Dear Jan,

> > If you want to promote postgreSQL, then it should be good that anything
> > from outside (whether standard or not) can work with postgreSQL, but
> > anything that work in pg may not work outside;-)
>
> I couldn't disagree more. What you are asking for is to do whatever (you
> think) gets the crowds cheering. That is exactly what MySQL attempts by
> stuffing one half baked feature after another into their db product and
> calling it "integration". What we try instead is to create a stable,
> reliable and predictable database server.

Well, I can have different opinions, depending on the standpoint;-)

(1) as a sql developer, I may want to have a tool that helps me write
    portable and standard code. Well, if I know there is a standard.
    Otherwise, I just want to code, and the more feature the better.

(2) as a product developer, I may want to serve all my customers, whether
    they are of the "standard" type or not.

(3) as a product marketer, I may want that my product as distinguishable
    features so that I can "sell" it because it does more that the
    standard.

    I've been involved in a Fortran research compiler, and I assure you
    that you must support extensions (sun cray...)
    if you want to take real industrial codes.

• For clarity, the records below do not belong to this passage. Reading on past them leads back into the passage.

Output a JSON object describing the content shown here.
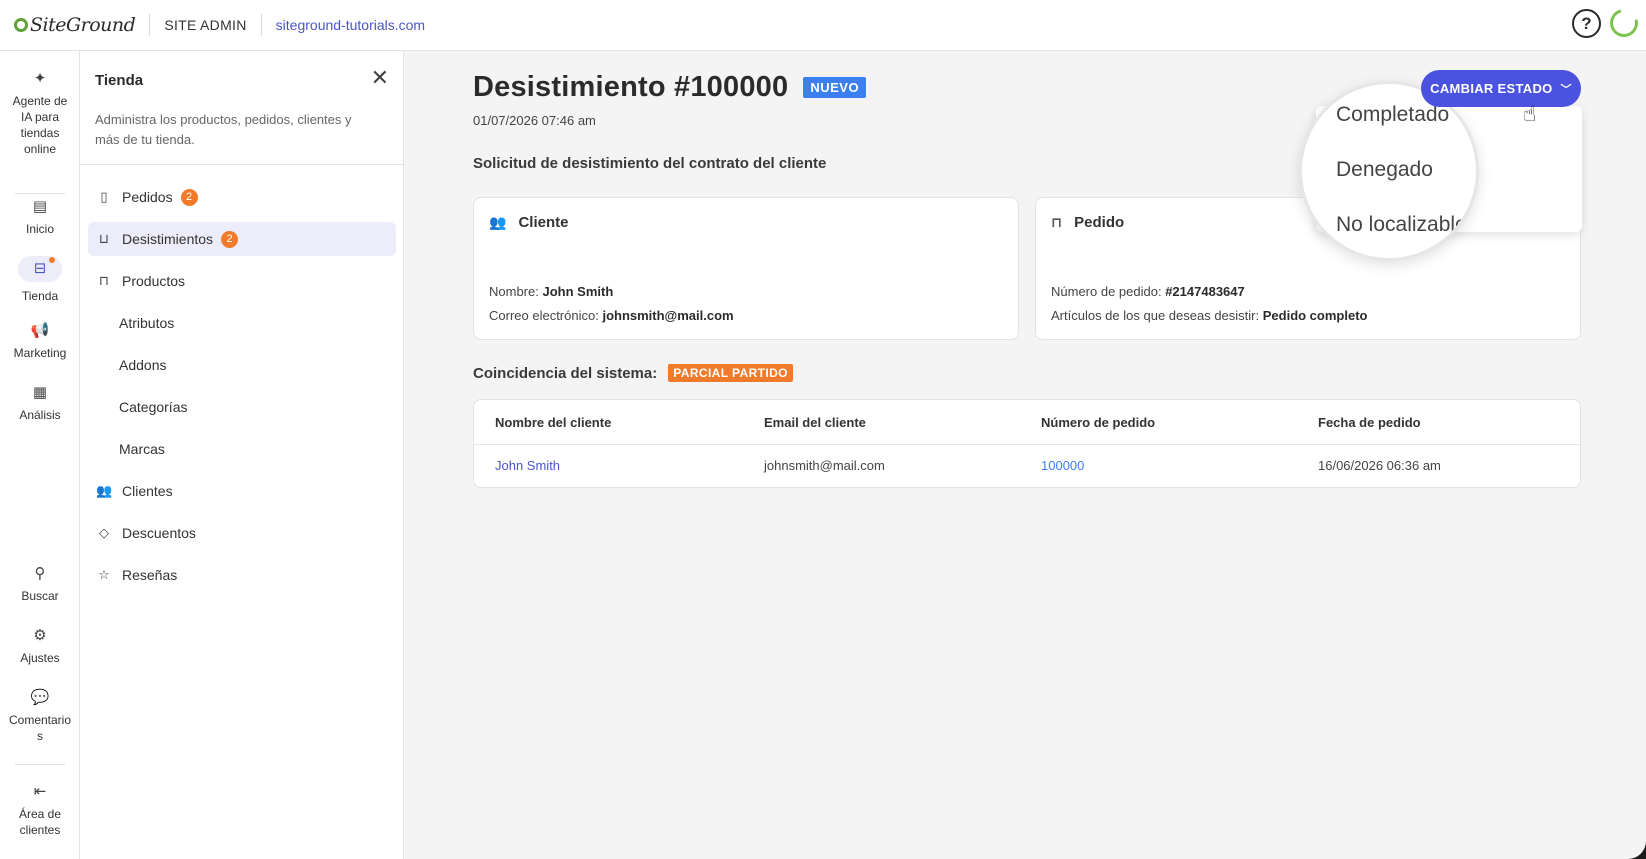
{
  "topbar": {
    "brand": "SiteGround",
    "section": "SITE ADMIN",
    "domain": "siteground-tutorials.com",
    "help_label": "?"
  },
  "rail": {
    "items": [
      {
        "label": "Agente de IA para tiendas online",
        "icon": "sparkle-icon"
      },
      {
        "label": "Inicio",
        "icon": "dashboard-icon"
      },
      {
        "label": "Tienda",
        "icon": "store-icon"
      },
      {
        "label": "Marketing",
        "icon": "megaphone-icon"
      },
      {
        "label": "Análisis",
        "icon": "chart-icon"
      },
      {
        "label": "Buscar",
        "icon": "search-icon"
      },
      {
        "label": "Ajustes",
        "icon": "gear-icon"
      },
      {
        "label": "Comentarios",
        "icon": "feedback-icon"
      },
      {
        "label": "Área de clientes",
        "icon": "exit-icon"
      }
    ]
  },
  "panel": {
    "title": "Tienda",
    "description": "Administra los productos, pedidos, clientes y más de tu tienda.",
    "nav": [
      {
        "label": "Pedidos",
        "badge": "2"
      },
      {
        "label": "Desistimientos",
        "badge": "2"
      },
      {
        "label": "Productos"
      },
      {
        "label": "Atributos"
      },
      {
        "label": "Addons"
      },
      {
        "label": "Categorías"
      },
      {
        "label": "Marcas"
      },
      {
        "label": "Clientes"
      },
      {
        "label": "Descuentos"
      },
      {
        "label": "Reseñas"
      }
    ]
  },
  "main": {
    "title": "Desistimiento #100000",
    "status": "NUEVO",
    "date": "01/07/2026 07:46 am",
    "section_title": "Solicitud de desistimiento del contrato del cliente",
    "change_state_label": "CAMBIAR ESTADO",
    "state_options": [
      "Completado",
      "Denegado",
      "No localizable"
    ],
    "client_card": {
      "title": "Cliente",
      "name_label": "Nombre:",
      "name": "John Smith",
      "email_label": "Correo electrónico:",
      "email": "johnsmith@mail.com"
    },
    "order_card": {
      "title": "Pedido",
      "order_label": "Número de pedido:",
      "order_number": "#2147483647",
      "items_label": "Artículos de los que deseas desistir:",
      "items_value": "Pedido completo"
    },
    "match": {
      "label": "Coincidencia del sistema:",
      "badge": "PARCIAL PARTIDO"
    },
    "table": {
      "headers": [
        "Nombre del cliente",
        "Email del cliente",
        "Número de pedido",
        "Fecha de pedido"
      ],
      "rows": [
        [
          "John Smith",
          "johnsmith@mail.com",
          "100000",
          "16/06/2026 06:36 am"
        ]
      ]
    }
  },
  "colors": {
    "accent": "#4b52e0",
    "status_new": "#3c7ff0",
    "badge_orange": "#f17b2b",
    "brand_green": "#5fa13a"
  }
}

So on the point that the standard must be supported, I perfectly agree.

On the point that anything else should be dropped out: let's do it!
I'll send a patch to remove all those non portable features in postgresql
that make users write non portable code... But I'm not sure it will be
accepted;-)

Moreover, having == as a synonym for = is not necessarily in contradiction
with a stable, reliable and predictable server.

> AND is not an operator, ...

The docs says "logical operator". Maybe you mean "is not a pg_operator".